"The ban effective for two seasons till December 2015, subject to a review, will mean losses of at least Rs.50-60 crores for Maharashtra farmers alone," Federation of Associations of Maharashtra president M.Gurnani told IANS.
The ban on Indian mangos and certain other vegetables ostensibly due to concerns over pests and insects, imposed last week by the EU's Standing Committee on Plant Health last week, has come at the start of the best crop of Alphonso mango which has started flooding the state markets since the middle of April.
"This ban, coupled with the recent crop losses due to inclement weather conditions in the state, will add further to the farming community woes... The centre must immediately intervene," said leading mango exporter Balasaheb Bhende.
Bhende said that since the past few days, the main wholesale mango markets in Navi Mumbai are being flooded with thousands of crates of the fruit, but with few takers.

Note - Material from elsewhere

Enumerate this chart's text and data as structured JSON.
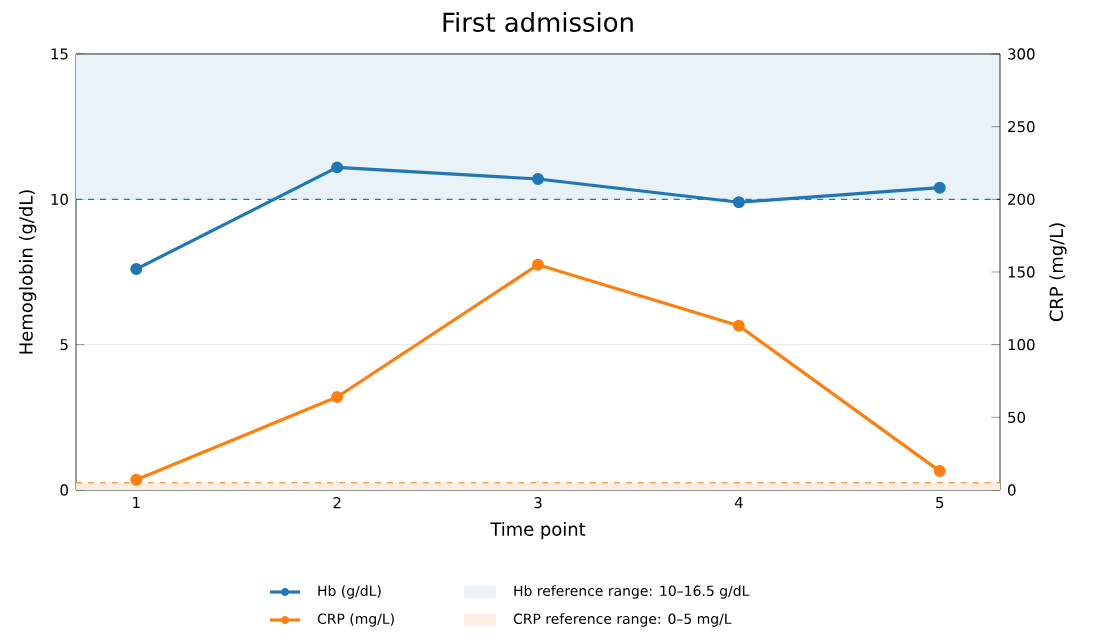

"With demand suddenly falling and supply remaining steady, the prices have taken a sharp plunge, hitting the farming community," added Gurnani.

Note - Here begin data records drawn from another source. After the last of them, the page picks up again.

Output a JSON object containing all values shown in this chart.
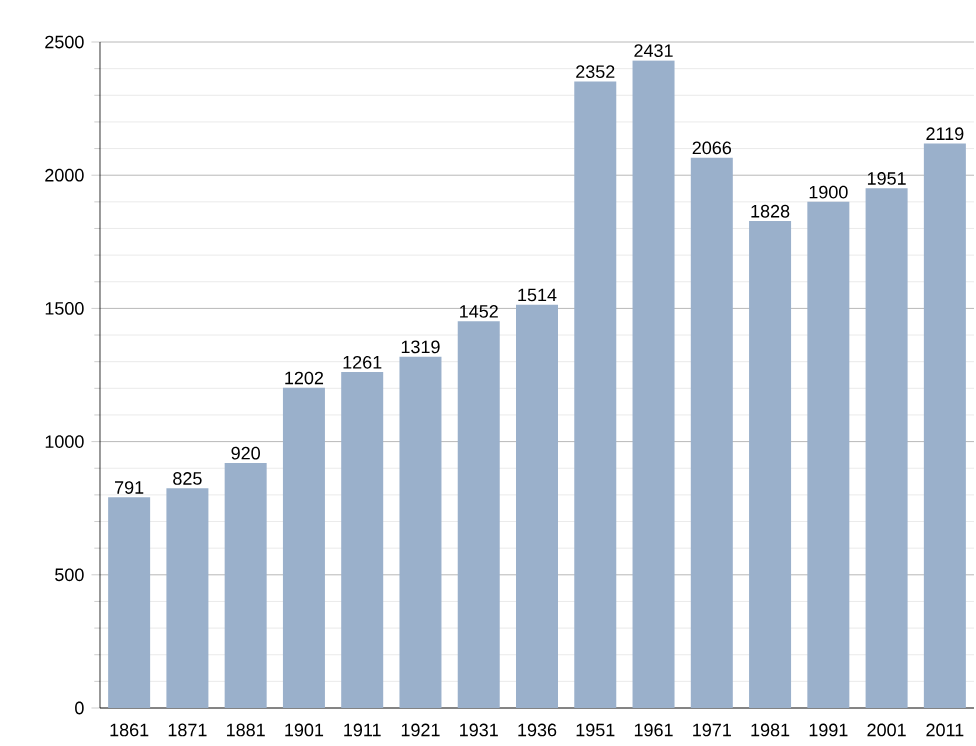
{
  "chart_data": {
    "type": "bar",
    "categories": [
      "1861",
      "1871",
      "1881",
      "1901",
      "1911",
      "1921",
      "1931",
      "1936",
      "1951",
      "1961",
      "1971",
      "1981",
      "1991",
      "2001",
      "2011"
    ],
    "values": [
      791,
      825,
      920,
      1202,
      1261,
      1319,
      1452,
      1514,
      2352,
      2431,
      2066,
      1828,
      1900,
      1951,
      2119
    ],
    "color": "#9ab0cb",
    "ylim": [
      0,
      2500
    ],
    "yticks": [
      0,
      500,
      1000,
      1500,
      2000,
      2500
    ],
    "grid": "y",
    "data_labels": true
  }
}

The Alphonso Mango, sold in the retail markets of Mumbai between Rs.800-1,400 per dozen, has now slid to less than half the price, depending on the size and quality.
An Agricultural and Processed Food Products Export Development Authority (APEDA) official said that on an average, India exports around 55,000 tonnes of mangos annually to various countries worth nearly Rs.2.75 billion.
The chief markets are the Arabian Gulf, Britain, Europe and US, besides smaller quantities consumed in many other countries where NRIs are based.
Bhende dismissed EU's reasons.
"We are already following the procedures as required by them and there has been no health problem for the past so many years. The reason is something else and the government must take immediate steps to get the ban revoked," he urged.
Alphonso Mango leads the pack of Indian mangos in great demand globally with Kesar, Totapuri and other varieties also enjoyed by NRIs and foreigners alike.